Have you ever listened to second hand TV? That is when the TV's on but nobody is really watching. A new study from the University of Massachusetts says kids do not have to be in front of a television to feel its distracting effects. The study of 50 toddlers showed that background TV noise was distracting enough that it disrupted every kind of activity, even playtime for the toddlers.
The study suggests even second hand TV should be limited. In fact, the American Academy of Pediatrics recommends no TV until a child is two years old.
Researchers at Harvard have made dinner a science to determine how we can get the most out of our vegetables. They have determined that you get more nutrients if you microwave veggies instead of boiling them. The theory is that microwave energy targets water molecules in food, heating them fast from the inside out. Boiling, on the other hand, heats slowly- allowing more time for vitamins to degenerate.
Most adults have been taught how to spot symptoms of stroke. But did you know that it could happen to an infant?
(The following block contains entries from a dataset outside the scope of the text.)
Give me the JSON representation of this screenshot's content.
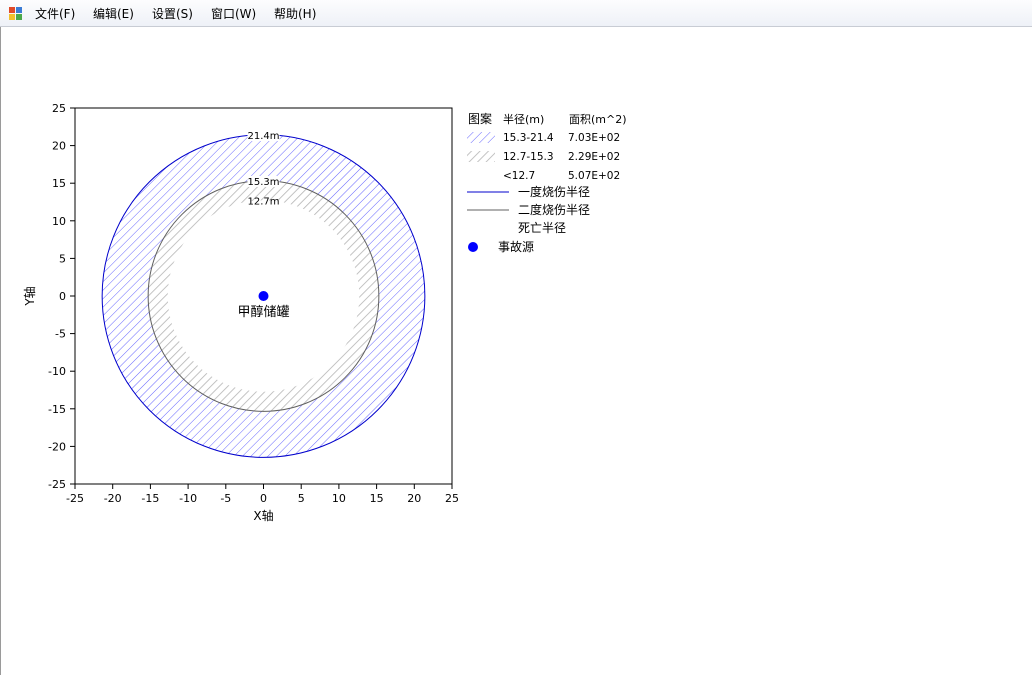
{
  "menu": {
    "items": [
      {
        "label": "文件(F)",
        "underline": "F"
      },
      {
        "label": "编辑(E)",
        "underline": "E"
      },
      {
        "label": "设置(S)",
        "underline": "S"
      },
      {
        "label": "窗口(W)",
        "underline": "W"
      },
      {
        "label": "帮助(H)",
        "underline": "H"
      }
    ]
  },
  "icons": {
    "app": "app-window-icon",
    "source": "accident-source-marker-icon"
  },
  "colors": {
    "outer_ring": "#0000cc",
    "outer_hatch": "#6666ff",
    "inner_ring": "#606060",
    "inner_hatch": "#b4b4b4",
    "source_point": "#0000ff"
  },
  "chart_data": {
    "type": "scatter",
    "xlabel": "X轴",
    "ylabel": "Y轴",
    "xlim": [
      -25,
      25
    ],
    "ylim": [
      -25,
      25
    ],
    "xticks": [
      -25,
      -20,
      -15,
      -10,
      -5,
      0,
      5,
      10,
      15,
      20,
      25
    ],
    "yticks": [
      -25,
      -20,
      -15,
      -10,
      -5,
      0,
      5,
      10,
      15,
      20,
      25
    ],
    "grid": false,
    "legend_position": "right",
    "circles": [
      {
        "radius": 21.4,
        "label": "21.4m",
        "style": "blue-hatch"
      },
      {
        "radius": 15.3,
        "label": "15.3m",
        "style": "gray-hatch"
      },
      {
        "radius": 12.7,
        "label": "12.7m",
        "style": "none"
      }
    ],
    "source": {
      "x": 0,
      "y": 0,
      "label": "甲醇储罐"
    },
    "legend": {
      "headers": {
        "pattern": "图案",
        "radius": "半径(m)",
        "area": "面积(m^2)"
      },
      "bands": [
        {
          "range": "15.3-21.4",
          "area": "7.03E+02",
          "pattern": "blue-hatch"
        },
        {
          "range": "12.7-15.3",
          "area": "2.29E+02",
          "pattern": "gray-hatch"
        },
        {
          "range": "<12.7",
          "area": "5.07E+02",
          "pattern": "none"
        }
      ],
      "lines": [
        {
          "label": "一度烧伤半径",
          "style": "blue-line"
        },
        {
          "label": "二度烧伤半径",
          "style": "gray-line"
        },
        {
          "label": "死亡半径",
          "style": "none"
        }
      ],
      "marker": {
        "label": "事故源"
      }
    }
  }
}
Usually occurring within the first 2 months of life, one in every 4000 infants will suffer from a stroke. When it happens, it does not look the same as it does in adults.
That is why the American Heart Association has just issued its first statement on identifying an infant with a stroke. The AHA says the first sign is often a seizure in one arm or leg. There's a long list of reasons why it could happen - from trouble during the mother's pregnancy to dehydration in the child. But, just like adults, the AHA says a healthy diet and exercise is the best way to help prevent stroke in children.